30 janvier 2017

Tout s’explique

Le décret contesté de Donald Trump contre l’immigration

Qui est concerné par l’interdiction de territoire décidée par Donald Trump ?

Donald Trump a signé vendredi un décret par lequel il suspend, pour 90 jours, l’entrée sur le territoire américain des ressortissants de sept pays : l’Iran, l’Irak, la Libye, la Somalie, le Soudan, la Syrie et le Yémen. Il interdit également l’admission de tout réfugié pour 120 jours et celle des réfugiés syriens pour une durée indéterminée.

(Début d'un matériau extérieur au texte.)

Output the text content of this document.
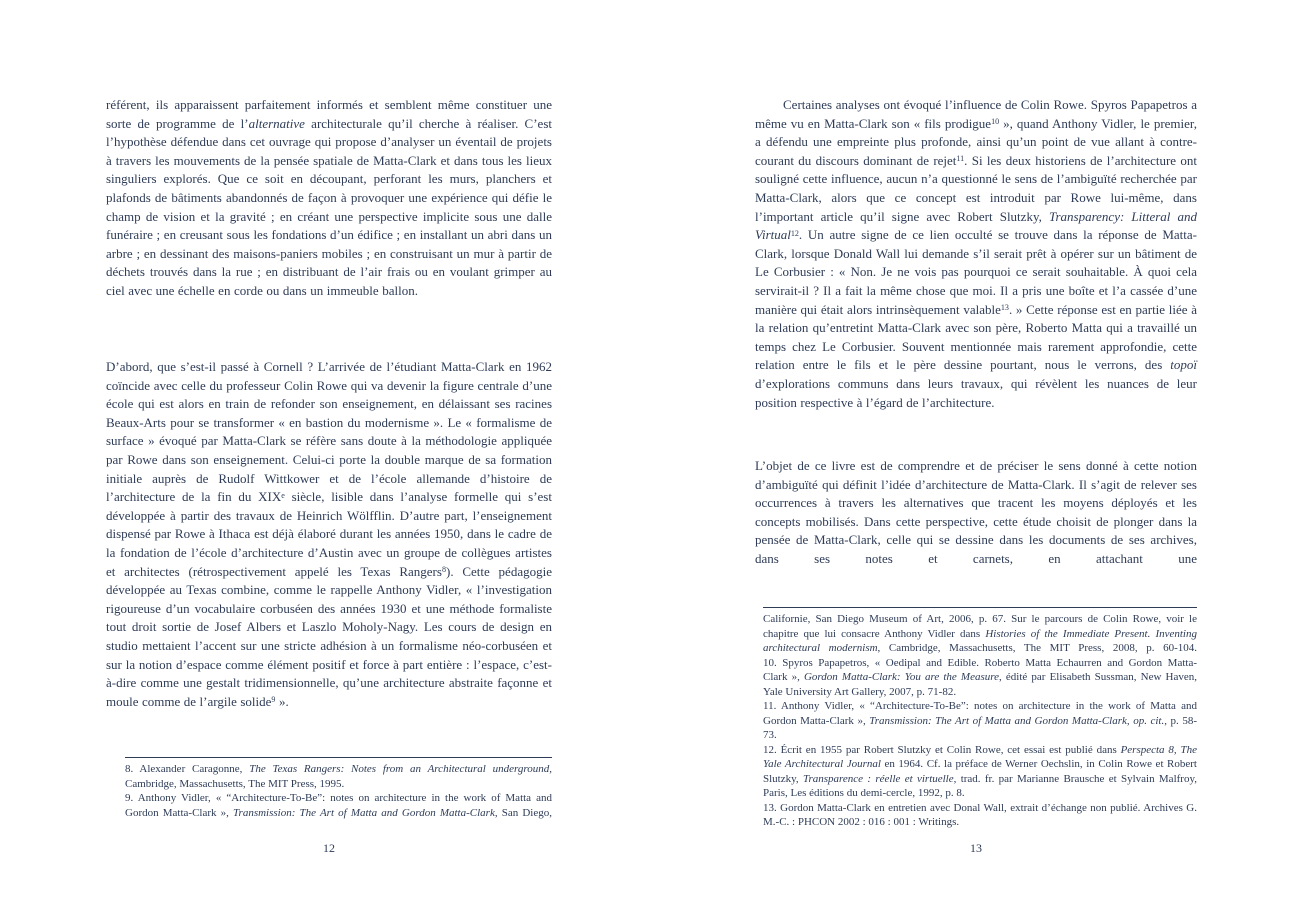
référent, ils apparaissent parfaitement informés et semblent même constituer une sorte de programme de l’alternative architecturale qu’il cherche à réaliser. C’est l’hypothèse défendue dans cet ouvrage qui propose d’analyser un éventail de projets à travers les mouvements de la pensée spatiale de Matta-Clark et dans tous les lieux singuliers explorés. Que ce soit en découpant, perforant les murs, planchers et plafonds de bâtiments abandonnés de façon à provoquer une expérience qui défie le champ de vision et la gravité ; en créant une perspective implicite sous une dalle funéraire ; en creusant sous les fondations d’un édifice ; en installant un abri dans un arbre ; en dessinant des maisons-paniers mobiles ; en construisant un mur à partir de déchets trouvés dans la rue ; en distribuant de l’air frais ou en voulant grimper au ciel avec une échelle en corde ou dans un immeuble ballon.

D’abord, que s’est-il passé à Cornell ? L’arrivée de l’étudiant Matta-Clark en 1962 coïncide avec celle du professeur Colin Rowe qui va devenir la figure centrale d’une école qui est alors en train de refonder son enseignement, en délaissant ses racines Beaux-Arts pour se transformer « en bastion du modernisme ». Le « formalisme de surface » évoqué par Matta-Clark se réfère sans doute à la méthodologie appliquée par Rowe dans son enseignement. Celui-ci porte la double marque de sa formation initiale auprès de Rudolf Wittkower et de l’école allemande d’histoire de l’architecture de la fin du XIXe siècle, lisible dans l’analyse formelle qui s’est développée à partir des travaux de Heinrich Wölfflin. D’autre part, l’enseignement dispensé par Rowe à Ithaca est déjà élaboré durant les années 1950, dans le cadre de la fondation de l’école d’architecture d’Austin avec un groupe de collègues artistes et architectes (rétrospectivement appelé les Texas Rangers$^8$). Cette pédagogie développée au Texas combine, comme le rappelle Anthony Vidler, « l’investigation rigoureuse d’un vocabulaire corbuséen des années 1930 et une méthode formaliste tout droit sortie de Josef Albers et Laszlo Moholy-Nagy. Les cours de design en studio mettaient l’accent sur une stricte adhésion à un formalisme néo-corbuséen et sur la notion d’espace comme élément positif et force à part entière : l’espace, c’est-à-dire comme une gestalt tridimensionnelle, qu’une architecture abstraite façonne et moule comme de l’argile solide$^9$ ».

8. Alexander Caragonne, The Texas Rangers: Notes from an Architectural underground, Cambridge, Massachusetts, The MIT Press, 1995.

9. Anthony Vidler, « “Architecture-To-Be”: notes on architecture in the work of Matta and Gordon Matta-Clark », Transmission: The Art of Matta and Gordon Matta-Clark, San Diego,

12

Certaines analyses ont évoqué l’influence de Colin Rowe. Spyros Papapetros a même vu en Matta-Clark son « fils prodigue$^{10}$ », quand Anthony Vidler, le premier, a défendu une empreinte plus profonde, ainsi qu’un point de vue allant à contre-courant du discours dominant de rejet$^{11}$. Si les deux historiens de l’architecture ont souligné cette influence, aucun n’a questionné le sens de l’ambiguïté recherchée par Matta-Clark, alors que ce concept est introduit par Rowe lui-même, dans l’important article qu’il signe avec Robert Slutzky, Transparency: Litteral and Virtual$^{12}$. Un autre signe de ce lien occulté se trouve dans la réponse de Matta-Clark, lorsque Donald Wall lui demande s’il serait prêt à opérer sur un bâtiment de Le Corbusier : « Non. Je ne vois pas pourquoi ce serait souhaitable. À quoi cela servirait-il ? Il a fait la même chose que moi. Il a pris une boîte et l’a cassée d’une manière qui était alors intrinsèquement valable$^{13}$. » Cette réponse est en partie liée à la relation qu’entretint Matta-Clark avec son père, Roberto Matta qui a travaillé un temps chez Le Corbusier. Souvent mentionnée mais rarement approfondie, cette relation entre le fils et le père dessine pourtant, nous le verrons, des topoï d’explorations communs dans leurs travaux, qui révèlent les nuances de leur position respective à l’égard de l’architecture.

L’objet de ce livre est de comprendre et de préciser le sens donné à cette notion d’ambiguïté qui définit l’idée d’architecture de Matta-Clark. Il s’agit de relever ses occurrences à travers les alternatives que tracent les moyens déployés et les concepts mobilisés. Dans cette perspective, cette étude choisit de plonger dans la pensée de Matta-Clark, celle qui se dessine dans les documents de ses archives, dans ses notes et carnets, en attachant une

Californie, San Diego Museum of Art, 2006, p. 67. Sur le parcours de Colin Rowe, voir le chapitre que lui consacre Anthony Vidler dans Histories of the Immediate Present. Inventing architectural modernism, Cambridge, Massachusetts, The MIT Press, 2008, p. 60-104.

10. Spyros Papapetros, « Oedipal and Edible. Roberto Matta Echaurren and Gordon Matta-Clark », Gordon Matta-Clark: You are the Measure, édité par Elisabeth Sussman, New Haven, Yale University Art Gallery, 2007, p. 71-82.

11. Anthony Vidler, « “Architecture-To-Be”: notes on architecture in the work of Matta and Gordon Matta-Clark », Transmission: The Art of Matta and Gordon Matta-Clark, op. cit., p. 58-73.

12. Écrit en 1955 par Robert Slutzky et Colin Rowe, cet essai est publié dans Perspecta 8, The Yale Architectural Journal en 1964. Cf. la préface de Werner Oechslin, in Colin Rowe et Robert Slutzky, Transparence : réelle et virtuelle, trad. fr. par Marianne Brausche et Sylvain Malfroy, Paris, Les éditions du demi-cercle, 1992, p. 8.

13. Gordon Matta-Clark en entretien avec Donal Wall, extrait d’échange non publié. Archives G. M.-C. : PHCON 2002 : 016 : 001 : Writings.

13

Selon le département de la Sécurité intérieure, 173 personnes ont été empêchées d’embarquer à bord d’un vol vers les États-Unis et 109 personnes en transit se sont vues refuser l’entrée au cours du week-end. Alors que certains ont été refoulés du territoire durant le week-end, les ressortissants des sept pays visés qui possèdent une carte de résident permanent aux États-Unis (« green card ») feront finalement l’objet d’une exemption.

Comment ces sept pays ont-ils été choisis ?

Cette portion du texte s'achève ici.